Chatham left his brushstrokes and scrumblings visible on the surface of the work, a mark of the artist’s hand, evidence of layers and layers of oil paint and time spent building something. I like paintings best when the physical accumulation of paint is inseparable from the image instead of being smoothed away. Digital photography and computer illustration provide that insane level of polish now. Let paint be paint. I love it the same way I like recordings of live music in which you can hear people talking, ice in glasses, amps buzzing or a horn player taking a deep breath before playing a phrase.
“Dark Waters” is a study in economy. It’s devoid of unnecessary drama, hype, extraneous details or conspicuous flourish. The composition is simply horizontal bars of sky, water and trees. The angler consists of a few faint marks, more implication than specific rendering. Somehow it all accumulates into a spare, modest image that holds in the mind’s eye exactly like a memory.
That memory for me is the short window bridging the end of spring and the beginning of summer, when the sulfurs hatched in the last hours of the day on Wisconsin spring creeks. For a few weeks each year—after the best caddis hatches and at least a month before tricos began—a rotating cast of friends and I would fish as many evenings as possible. Depending on the day’s temperature and sunshine, the hatch might be a blizzard at last light, a steady pulse of rising fish for a few hours, or it might never materialize at all.

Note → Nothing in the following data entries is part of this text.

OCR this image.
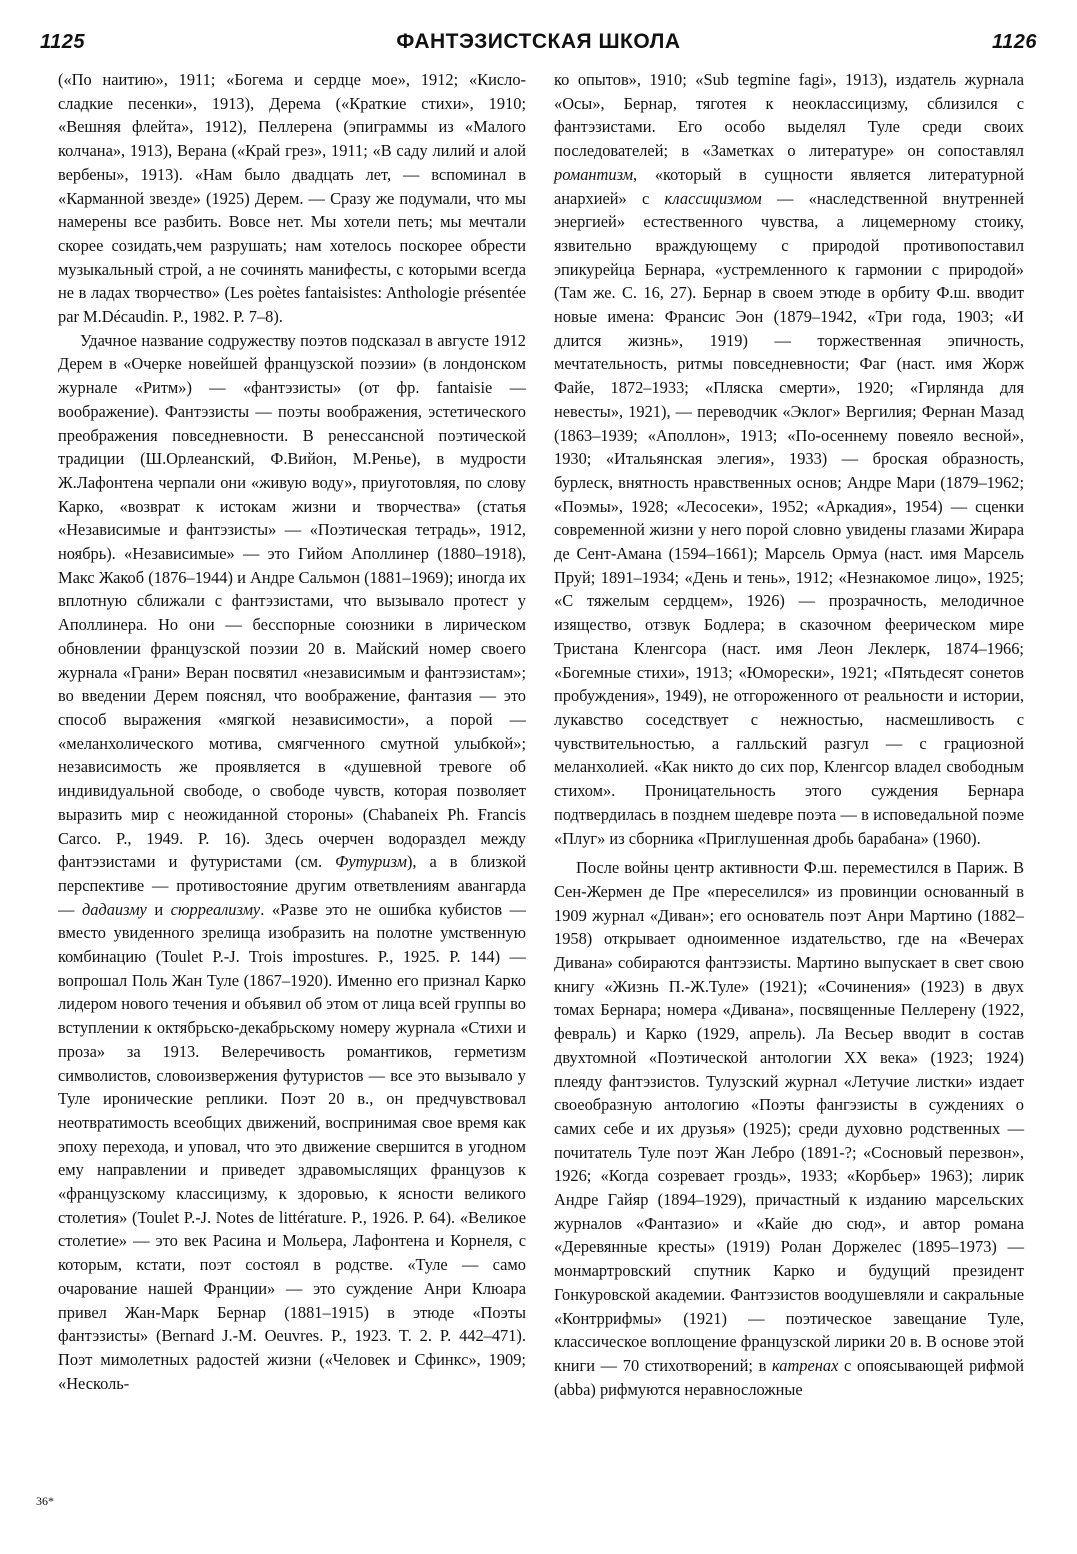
1125	ФАНТЭЗИСТСКАЯ ШКОЛА	1126

(«По наитию», 1911; «Богема и сердце мое», 1912; «Кисло-сладкие песенки», 1913), Дерема («Краткие стихи», 1910; «Вешняя флейта», 1912), Пеллерена (эпиграммы из «Малого колчана», 1913), Верана («Край грез», 1911; «В саду лилий и алой вербены», 1913). «Нам было двадцать лет, — вспоминал в «Карманной звезде» (1925) Дерем. — Сразу же подумали, что мы намерены все разбить. Вовсе нет. Мы хотели петь; мы мечтали скорее созидать,чем разрушать; нам хотелось поскорее обрести музыкальный строй, а не сочинять манифесты, с которыми всегда не в ладах творчество» (Les poètes fantaisistes: Anthologie présentée par M.Décaudin. P., 1982. P. 7–8).

Удачное название содружеству поэтов подсказал в августе 1912 Дерем в «Очерке новейшей французской поэзии» (в лондонском журнале «Ритм») — «фантэзисты» (от фр. fantaisie — воображение). Фантэзисты — поэты воображения, эстетического преображения повседневности. В ренессансной поэтической традиции (Ш.Орлеанский, Ф.Вийон, М.Ренье), в мудрости Ж.Лафонтена черпали они «живую воду», приуготовляя, по слову Карко, «возврат к истокам жизни и творчества» (статья «Независимые и фантэзисты» — «Поэтическая тетрадь», 1912, ноябрь). «Независимые» — это Гийом Аполлинер (1880–1918), Макс Жакоб (1876–1944) и Андре Сальмон (1881–1969); иногда их вплотную сближали с фантэзистами, что вызывало протест у Аполлинера. Но они — бесспорные союзники в лирическом обновлении французской поэзии 20 в. Майский номер своего журнала «Грани» Веран посвятил «независимым и фантэзистам»; во введении Дерем пояснял, что воображение, фантазия — это способ выражения «мягкой независимости», а порой — «меланхолического мотива, смягченного смутной улыбкой»; независимость же проявляется в «душевной тревоге об индивидуальной свободе, о свободе чувств, которая позволяет выразить мир с неожиданной стороны» (Chabaneix Ph. Francis Carco. P., 1949. P. 16). Здесь очерчен водораздел между фантэзистами и футуристами (см. Футуризм), а в близкой перспективе — противостояние другим ответвлениям авангарда — дадаизму и сюрреализму. «Разве это не ошибка кубистов — вместо увиденного зрелища изобразить на полотне умственную комбинацию (Toulet P.-J. Trois impostures. P., 1925. P. 144) — вопрошал Поль Жан Туле (1867–1920). Именно его признал Карко лидером нового течения и объявил об этом от лица всей группы во вступлении к октябрьско-декабрьскому номеру журнала «Стихи и проза» за 1913. Велеречивость романтиков, герметизм символистов, словоизвержения футуристов — все это вызывало у Туле иронические реплики. Поэт 20 в., он предчувствовал неотвратимость всеобщих движений, воспринимая свое время как эпоху перехода, и уповал, что это движение свершится в угодном ему направлении и приведет здравомыслящих французов к «французскому классицизму, к здоровью, к ясности великого столетия» (Toulet P.-J. Notes de littérature. P., 1926. P. 64). «Великое столетие» — это век Расина и Мольера, Лафонтена и Корнеля, с которым, кстати, поэт состоял в родстве. «Туле — само очарование нашей Франции» — это суждение Анри Клюара привел Жан-Марк Бернар (1881–1915) в этюде «Поэты фантэзисты» (Bernard J.-M. Oeuvres. P., 1923. T. 2. P. 442–471). Поэт мимолетных радостей жизни («Человек и Сфинкс», 1909; «Несколь-

ко опытов», 1910; «Sub tegmine fagi», 1913), издатель журнала «Осы», Бернар, тяготея к неоклассицизму, сблизился с фантэзистами. Его особо выделял Туле среди своих последователей; в «Заметках о литературе» он сопоставлял романтизм, «который в сущности является литературной анархией» с классицизмом — «наследственной внутренней энергией» естественного чувства, а лицемерному стоику, язвительно враждующему с природой противопоставил эпикурейца Бернара, «устремленного к гармонии с природой» (Там же. С. 16, 27). Бернар в своем этюде в орбиту Ф.ш. вводит новые имена: Франсис Эон (1879–1942, «Три года, 1903; «И длится жизнь», 1919) — торжественная эпичность, мечтательность, ритмы повседневности; Фаг (наст. имя Жорж Файе, 1872–1933; «Пляска смерти», 1920; «Гирлянда для невесты», 1921), — переводчик «Эклог» Вергилия; Фернан Мазад (1863–1939; «Аполлон», 1913; «По-осеннему повеяло весной», 1930; «Итальянская элегия», 1933) — броская образность, бурлеск, внятность нравственных основ; Андре Мари (1879–1962; «Поэмы», 1928; «Лесосеки», 1952; «Аркадия», 1954) — сценки современной жизни у него порой словно увидены глазами Жирара де Сент-Амана (1594–1661); Марсель Ормуа (наст. имя Марсель Пруй; 1891–1934; «День и тень», 1912; «Незнакомое лицо», 1925; «С тяжелым сердцем», 1926) — прозрачность, мелодичное изящество, отзвук Бодлера; в сказочном феерическом мире Тристана Кленгсора (наст. имя Леон Леклерк, 1874–1966; «Богемные стихи», 1913; «Юморески», 1921; «Пятьдесят сонетов пробуждения», 1949), не отгороженного от реальности и истории, лукавство соседствует с нежностью, насмешливость с чувствительностью, а галльский разгул — с грациозной меланхолией. «Как никто до сих пор, Кленгсор владел свободным стихом». Проницательность этого суждения Бернара подтвердилась в позднем шедевре поэта — в исповедальной поэме «Плуг» из сборника «Приглушенная дробь барабана» (1960).

После войны центр активности Ф.ш. переместился в Париж. В Сен-Жермен де Пре «переселился» из провинции основанный в 1909 журнал «Диван»; его основатель поэт Анри Мартино (1882–1958) открывает одноименное издательство, где на «Вечерах Дивана» собираются фантэзисты. Мартино выпускает в свет свою книгу «Жизнь П.-Ж.Туле» (1921); «Сочинения» (1923) в двух томах Бернара; номера «Дивана», посвященные Пеллерену (1922, февраль) и Карко (1929, апрель). Ла Весьер вводит в состав двухтомной «Поэтической антологии XX века» (1923; 1924) плеяду фантэзистов. Тулузский журнал «Летучие листки» издает своеобразную антологию «Поэты фангэзисты в суждениях о самих себе и их друзья» (1925); среди духовно родственных — почитатель Туле поэт Жан Лебро (1891-?; «Сосновый перезвон», 1926; «Когда созревает гроздь», 1933; «Корбьер» 1963); лирик Андре Гайяр (1894–1929), причастный к изданию марсельских журналов «Фантазио» и «Кайе дю сюд», и автор романа «Деревянные кресты» (1919) Ролан Доржелес (1895–1973) — монмартровский спутник Карко и будущий президент Гонкуровской академии. Фантэзистов воодушевляли и сакральные «Контррифмы» (1921) — поэтическое завещание Туле, классическое воплощение французской лирики 20 в. В основе этой книги — 70 стихотворений; в катренах с опоясывающей рифмой (abba) рифмуются неравносложные

36*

It’s a memory of warm evenings, cold water against my legs, pale yellow mayfly duns, hungry brown and brook trout slashing at emergers in riffles, and silhouetted bats and swallows overhead; night walks back to the car by headlamp; beers while trading notes and stowing gear; and late drives home while making plans to go again the following evening as soon as we could get away from work.